NSAID-RELATED ULCERS. Chronic NSAID users have a 2-4% risk of developing a symptomatic ulcer, GI bleeding, or perforation. Ideally, NSAIDs should be discontinued in patients with an ulcer if at all possible. Healing of ulcers despite continued NSAID use is possible with the use of acid-suppressant agents, usually at higher doses and for a considerably longer duration than standard regimens (e.g., ≤8 weeks). PPIs are superior to H2 receptor antagonists and misoprostol in promoting the healing of active ulcers, and in preventing recurrence of gastric and duodenal ulcers in the setting of continued NSAID administration.

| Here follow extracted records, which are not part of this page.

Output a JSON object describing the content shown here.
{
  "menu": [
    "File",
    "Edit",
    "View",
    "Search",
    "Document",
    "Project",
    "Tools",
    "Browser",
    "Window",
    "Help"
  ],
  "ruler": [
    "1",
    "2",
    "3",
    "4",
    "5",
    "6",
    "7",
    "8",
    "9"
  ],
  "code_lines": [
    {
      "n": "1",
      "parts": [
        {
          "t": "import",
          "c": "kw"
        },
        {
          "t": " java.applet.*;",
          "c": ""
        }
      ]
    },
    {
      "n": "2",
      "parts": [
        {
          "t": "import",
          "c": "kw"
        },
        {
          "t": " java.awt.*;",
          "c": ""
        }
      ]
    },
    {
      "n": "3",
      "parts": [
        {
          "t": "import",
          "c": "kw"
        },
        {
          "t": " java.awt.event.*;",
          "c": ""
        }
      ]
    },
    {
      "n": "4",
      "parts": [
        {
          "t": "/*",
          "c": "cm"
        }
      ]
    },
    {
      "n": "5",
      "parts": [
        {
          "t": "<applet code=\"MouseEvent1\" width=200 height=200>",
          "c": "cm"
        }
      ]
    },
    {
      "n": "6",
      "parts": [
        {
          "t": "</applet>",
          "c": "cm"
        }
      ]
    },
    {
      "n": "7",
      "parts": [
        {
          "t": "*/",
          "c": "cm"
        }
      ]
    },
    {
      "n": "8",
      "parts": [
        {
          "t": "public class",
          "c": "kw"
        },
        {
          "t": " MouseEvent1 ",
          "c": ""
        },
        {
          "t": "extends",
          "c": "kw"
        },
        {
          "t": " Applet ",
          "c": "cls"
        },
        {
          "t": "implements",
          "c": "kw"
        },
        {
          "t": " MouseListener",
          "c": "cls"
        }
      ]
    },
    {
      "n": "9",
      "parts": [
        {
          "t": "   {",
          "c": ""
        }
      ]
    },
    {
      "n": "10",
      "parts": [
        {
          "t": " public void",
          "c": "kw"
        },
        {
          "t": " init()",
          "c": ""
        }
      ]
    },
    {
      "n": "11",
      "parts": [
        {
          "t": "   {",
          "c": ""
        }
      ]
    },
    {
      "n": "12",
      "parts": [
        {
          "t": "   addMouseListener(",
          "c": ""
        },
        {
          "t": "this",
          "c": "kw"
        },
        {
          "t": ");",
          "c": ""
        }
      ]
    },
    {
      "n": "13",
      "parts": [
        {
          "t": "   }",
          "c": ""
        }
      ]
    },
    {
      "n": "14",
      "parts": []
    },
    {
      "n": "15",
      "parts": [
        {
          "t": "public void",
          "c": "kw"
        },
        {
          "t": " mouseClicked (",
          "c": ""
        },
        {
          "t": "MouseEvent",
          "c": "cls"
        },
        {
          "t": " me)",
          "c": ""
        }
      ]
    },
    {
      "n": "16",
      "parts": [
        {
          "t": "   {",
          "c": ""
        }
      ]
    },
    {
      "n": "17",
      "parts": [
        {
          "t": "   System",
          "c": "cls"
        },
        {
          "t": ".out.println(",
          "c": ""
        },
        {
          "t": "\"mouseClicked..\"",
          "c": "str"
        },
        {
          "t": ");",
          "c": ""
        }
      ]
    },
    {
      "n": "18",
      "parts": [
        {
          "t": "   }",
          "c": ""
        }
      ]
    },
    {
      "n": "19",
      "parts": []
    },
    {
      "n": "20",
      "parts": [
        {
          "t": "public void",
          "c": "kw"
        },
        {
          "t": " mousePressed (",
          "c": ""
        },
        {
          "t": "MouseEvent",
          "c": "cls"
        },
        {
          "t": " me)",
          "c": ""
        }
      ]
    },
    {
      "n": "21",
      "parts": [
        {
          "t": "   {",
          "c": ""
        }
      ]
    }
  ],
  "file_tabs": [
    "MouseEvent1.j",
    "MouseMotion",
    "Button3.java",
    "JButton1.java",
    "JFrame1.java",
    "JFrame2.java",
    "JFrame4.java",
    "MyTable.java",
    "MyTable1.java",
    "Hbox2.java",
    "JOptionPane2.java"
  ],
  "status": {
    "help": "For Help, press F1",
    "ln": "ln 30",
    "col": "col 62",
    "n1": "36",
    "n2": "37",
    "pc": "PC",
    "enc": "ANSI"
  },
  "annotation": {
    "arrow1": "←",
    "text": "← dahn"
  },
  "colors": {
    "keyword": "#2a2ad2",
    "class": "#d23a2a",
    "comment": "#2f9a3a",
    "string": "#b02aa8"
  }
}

STRESS-RELATED ULCERS. Stress ulcers are ulcers of the stomach or duodenum that occur in the context of a profound illness or trauma requiring intensive care. The etiology of stress-related ulcers differs somewhat from that of other peptic ulcers, involving acid and mucosal ischemia. Because of limitations on the oral administration of drugs in many patients with stress-related ulcers, intravenous H2receptor antagonists have been used extensively to reduce the incidence of GI hemorrhage due to stress ulcers. Now that intravenous preparations of PPIs are available, it is likely that they will prove to be equally beneficial. However, there is some concern over the risk of pneumonia secondary to gastric colonization by bacteria in an alkaline milieu. In this setting, sucralfate appears to provide reasonable prophylaxis against bleeding without increasing the risk of aspiration pneumonia.
ZOLLINGER-ELLISON SYNDROME. Patients with this syndrome develop pancreatic or duodenal gastrinomas that stimulate the secretion of very large amounts of acid, sometimes in the setting of multiple endocrine neoplasia, type I. This can lead to severe gastroduodenal ulceration and other consequences of uncontrolled hyperchlorhydria. PPIs are the drugs of choice, usually given at twice the routine dosage for peptic ulcers with the therapeutic goal of reducing acid secretion to 1-10 mmol/h.
NONULCER DYSPEPSIA. This term refers to ulcer-like symptoms in patients who lack overt gastroduodenal ulceration. It may be associated with gastritis (with or without H. pylori) or with NSAID use, but the pathogenesis of this syndrome remains controversial.